The cloud moved, revealing a patch where the sky thinned. The cavern’s rock ceiling showed through it.

“We are still underground,” Hana said.

“We’re still trapped,” Keishin said, his voice hollow.

“Or we are exactly where we should be. We were searching for the children, and now we found them. My parents have to be here.”

“Play with us.” A child tugged on Keishin’s arm, squeezing his wrist with its talons. “In the water.

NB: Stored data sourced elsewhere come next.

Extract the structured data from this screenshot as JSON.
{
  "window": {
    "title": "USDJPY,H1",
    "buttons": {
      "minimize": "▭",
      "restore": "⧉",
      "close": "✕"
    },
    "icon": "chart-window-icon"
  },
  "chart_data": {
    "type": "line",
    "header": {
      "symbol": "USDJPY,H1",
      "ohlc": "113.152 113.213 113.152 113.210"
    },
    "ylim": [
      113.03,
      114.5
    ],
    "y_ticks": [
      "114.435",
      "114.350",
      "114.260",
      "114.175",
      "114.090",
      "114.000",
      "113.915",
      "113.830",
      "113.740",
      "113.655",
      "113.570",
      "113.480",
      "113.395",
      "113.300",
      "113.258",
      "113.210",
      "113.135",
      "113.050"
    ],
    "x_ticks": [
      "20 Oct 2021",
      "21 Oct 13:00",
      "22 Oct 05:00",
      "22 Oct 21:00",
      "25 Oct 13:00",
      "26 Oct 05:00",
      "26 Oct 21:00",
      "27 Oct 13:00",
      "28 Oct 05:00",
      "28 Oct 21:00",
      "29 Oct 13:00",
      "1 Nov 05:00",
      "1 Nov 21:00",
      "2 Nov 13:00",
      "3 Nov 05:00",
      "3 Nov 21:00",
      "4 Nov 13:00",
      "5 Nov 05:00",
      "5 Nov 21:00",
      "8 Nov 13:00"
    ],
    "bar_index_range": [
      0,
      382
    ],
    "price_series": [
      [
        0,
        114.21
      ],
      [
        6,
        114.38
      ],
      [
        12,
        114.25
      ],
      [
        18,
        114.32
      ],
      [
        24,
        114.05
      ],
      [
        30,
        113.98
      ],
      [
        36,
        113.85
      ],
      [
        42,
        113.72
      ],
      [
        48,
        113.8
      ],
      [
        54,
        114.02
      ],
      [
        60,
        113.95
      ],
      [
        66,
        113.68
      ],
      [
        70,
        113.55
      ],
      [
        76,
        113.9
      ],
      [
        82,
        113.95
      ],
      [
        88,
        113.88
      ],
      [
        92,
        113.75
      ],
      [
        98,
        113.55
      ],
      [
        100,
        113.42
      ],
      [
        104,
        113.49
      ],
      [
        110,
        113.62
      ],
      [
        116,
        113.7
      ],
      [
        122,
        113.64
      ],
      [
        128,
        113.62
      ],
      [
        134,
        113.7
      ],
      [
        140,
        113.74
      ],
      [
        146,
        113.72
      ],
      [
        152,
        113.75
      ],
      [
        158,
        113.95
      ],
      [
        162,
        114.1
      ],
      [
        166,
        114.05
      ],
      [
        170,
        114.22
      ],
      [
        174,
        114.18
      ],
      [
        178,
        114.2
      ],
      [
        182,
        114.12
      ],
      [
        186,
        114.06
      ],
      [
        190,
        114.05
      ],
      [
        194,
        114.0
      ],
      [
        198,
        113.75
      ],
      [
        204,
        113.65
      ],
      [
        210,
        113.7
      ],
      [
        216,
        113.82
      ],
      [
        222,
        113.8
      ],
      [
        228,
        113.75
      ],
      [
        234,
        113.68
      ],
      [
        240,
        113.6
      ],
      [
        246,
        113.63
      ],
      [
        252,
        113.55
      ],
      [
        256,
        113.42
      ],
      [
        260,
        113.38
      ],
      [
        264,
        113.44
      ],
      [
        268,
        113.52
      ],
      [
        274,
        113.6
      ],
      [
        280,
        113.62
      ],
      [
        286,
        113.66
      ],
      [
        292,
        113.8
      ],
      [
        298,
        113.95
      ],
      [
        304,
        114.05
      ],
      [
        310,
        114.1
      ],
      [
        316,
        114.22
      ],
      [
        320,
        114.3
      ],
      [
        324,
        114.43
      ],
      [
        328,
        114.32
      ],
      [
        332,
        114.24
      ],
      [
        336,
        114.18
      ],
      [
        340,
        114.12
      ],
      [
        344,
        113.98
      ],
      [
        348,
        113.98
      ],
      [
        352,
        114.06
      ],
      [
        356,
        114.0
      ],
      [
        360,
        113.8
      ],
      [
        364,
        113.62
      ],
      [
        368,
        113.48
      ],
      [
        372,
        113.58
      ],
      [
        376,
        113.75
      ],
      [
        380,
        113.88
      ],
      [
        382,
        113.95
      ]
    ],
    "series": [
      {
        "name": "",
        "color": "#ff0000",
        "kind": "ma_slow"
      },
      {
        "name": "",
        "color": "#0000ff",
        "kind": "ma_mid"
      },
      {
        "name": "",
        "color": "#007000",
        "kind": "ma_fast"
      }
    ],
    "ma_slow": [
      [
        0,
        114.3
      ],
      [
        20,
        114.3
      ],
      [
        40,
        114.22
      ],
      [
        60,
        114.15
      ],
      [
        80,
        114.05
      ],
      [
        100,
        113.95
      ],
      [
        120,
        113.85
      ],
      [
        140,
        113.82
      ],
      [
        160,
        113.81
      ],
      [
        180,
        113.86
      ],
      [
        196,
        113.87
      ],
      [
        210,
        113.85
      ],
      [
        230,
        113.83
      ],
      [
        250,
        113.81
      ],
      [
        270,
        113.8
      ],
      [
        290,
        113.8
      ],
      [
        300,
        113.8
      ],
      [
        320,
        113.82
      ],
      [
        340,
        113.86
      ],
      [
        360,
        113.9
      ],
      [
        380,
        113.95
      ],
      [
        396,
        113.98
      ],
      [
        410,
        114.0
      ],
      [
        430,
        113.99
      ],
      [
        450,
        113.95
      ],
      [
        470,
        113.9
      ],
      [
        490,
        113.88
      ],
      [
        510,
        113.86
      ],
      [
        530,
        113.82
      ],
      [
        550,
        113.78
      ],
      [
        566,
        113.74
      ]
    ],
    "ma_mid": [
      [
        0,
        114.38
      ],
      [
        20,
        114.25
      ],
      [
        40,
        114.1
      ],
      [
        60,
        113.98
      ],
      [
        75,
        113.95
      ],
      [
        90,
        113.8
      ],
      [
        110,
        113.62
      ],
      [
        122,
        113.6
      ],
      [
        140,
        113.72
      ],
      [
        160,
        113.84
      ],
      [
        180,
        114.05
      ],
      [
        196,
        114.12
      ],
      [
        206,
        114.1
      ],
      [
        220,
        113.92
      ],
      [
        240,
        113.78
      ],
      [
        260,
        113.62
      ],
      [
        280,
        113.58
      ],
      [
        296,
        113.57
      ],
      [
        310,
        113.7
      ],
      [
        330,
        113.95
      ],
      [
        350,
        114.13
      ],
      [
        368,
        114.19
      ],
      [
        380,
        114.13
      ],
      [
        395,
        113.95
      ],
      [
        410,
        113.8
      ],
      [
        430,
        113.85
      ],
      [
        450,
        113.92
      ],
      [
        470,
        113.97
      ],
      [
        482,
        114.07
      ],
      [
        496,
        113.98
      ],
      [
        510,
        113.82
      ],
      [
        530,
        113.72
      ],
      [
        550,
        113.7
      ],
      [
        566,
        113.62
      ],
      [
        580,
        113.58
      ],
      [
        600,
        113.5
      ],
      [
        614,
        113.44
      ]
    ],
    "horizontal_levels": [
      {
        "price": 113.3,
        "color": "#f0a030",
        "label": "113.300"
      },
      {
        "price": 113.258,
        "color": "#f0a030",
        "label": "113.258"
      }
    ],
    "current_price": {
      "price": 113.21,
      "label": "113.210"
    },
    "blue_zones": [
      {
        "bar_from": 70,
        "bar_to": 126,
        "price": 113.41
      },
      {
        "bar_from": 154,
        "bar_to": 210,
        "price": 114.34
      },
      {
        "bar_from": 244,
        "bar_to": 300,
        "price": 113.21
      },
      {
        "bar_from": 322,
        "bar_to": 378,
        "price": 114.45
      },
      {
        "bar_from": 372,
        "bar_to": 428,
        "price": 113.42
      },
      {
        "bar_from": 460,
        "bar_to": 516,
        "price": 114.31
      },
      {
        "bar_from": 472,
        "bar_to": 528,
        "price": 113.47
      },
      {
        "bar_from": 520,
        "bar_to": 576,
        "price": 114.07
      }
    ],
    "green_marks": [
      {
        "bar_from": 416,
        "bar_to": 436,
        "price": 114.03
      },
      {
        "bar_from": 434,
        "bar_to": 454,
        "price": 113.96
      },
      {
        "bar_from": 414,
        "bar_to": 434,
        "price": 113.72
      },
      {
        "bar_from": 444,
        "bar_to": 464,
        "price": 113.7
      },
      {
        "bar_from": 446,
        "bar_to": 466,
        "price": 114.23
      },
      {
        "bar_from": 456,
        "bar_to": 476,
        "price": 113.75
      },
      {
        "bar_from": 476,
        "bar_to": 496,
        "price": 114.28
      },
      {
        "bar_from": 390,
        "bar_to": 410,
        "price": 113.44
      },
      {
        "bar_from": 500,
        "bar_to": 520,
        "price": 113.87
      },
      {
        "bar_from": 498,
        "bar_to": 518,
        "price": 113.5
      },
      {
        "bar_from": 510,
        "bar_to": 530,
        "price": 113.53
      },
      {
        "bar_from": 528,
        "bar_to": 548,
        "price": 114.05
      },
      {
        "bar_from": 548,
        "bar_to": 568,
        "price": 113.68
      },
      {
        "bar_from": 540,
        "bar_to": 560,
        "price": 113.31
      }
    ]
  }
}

You promised.”

“Yes, I did.” Keishin walked over to a tree and plucked a leaf from it. “We will have a boat race.”

“A race!” the chorus of children chimed.

“A race with rules. You may each choose only one leaf as your boat,” Keishin said. “And you must run after it as it flows down the stream. It must never, ever leave your sight. If it does, you lose the race. Do you understand?”

“Rules. Leaves.” The children scattered through the garden gathering leaves from trees.

“I think I know what you have in mind,” Hana said, lowering her voice.

“I hope it works.”

The children returned with their leaves. Keishin crouched by the stream and set his leaf boat on the water. He held on to it, waiting for all the children to take their places along the stream. “Ready?”

The children nodded.

“Go!” Keishin dropped his leaf into the water.

The children let go of their leaves and chased after them as the stream carried them away.

“Now, Hana,” Keishin whispered. “Run.”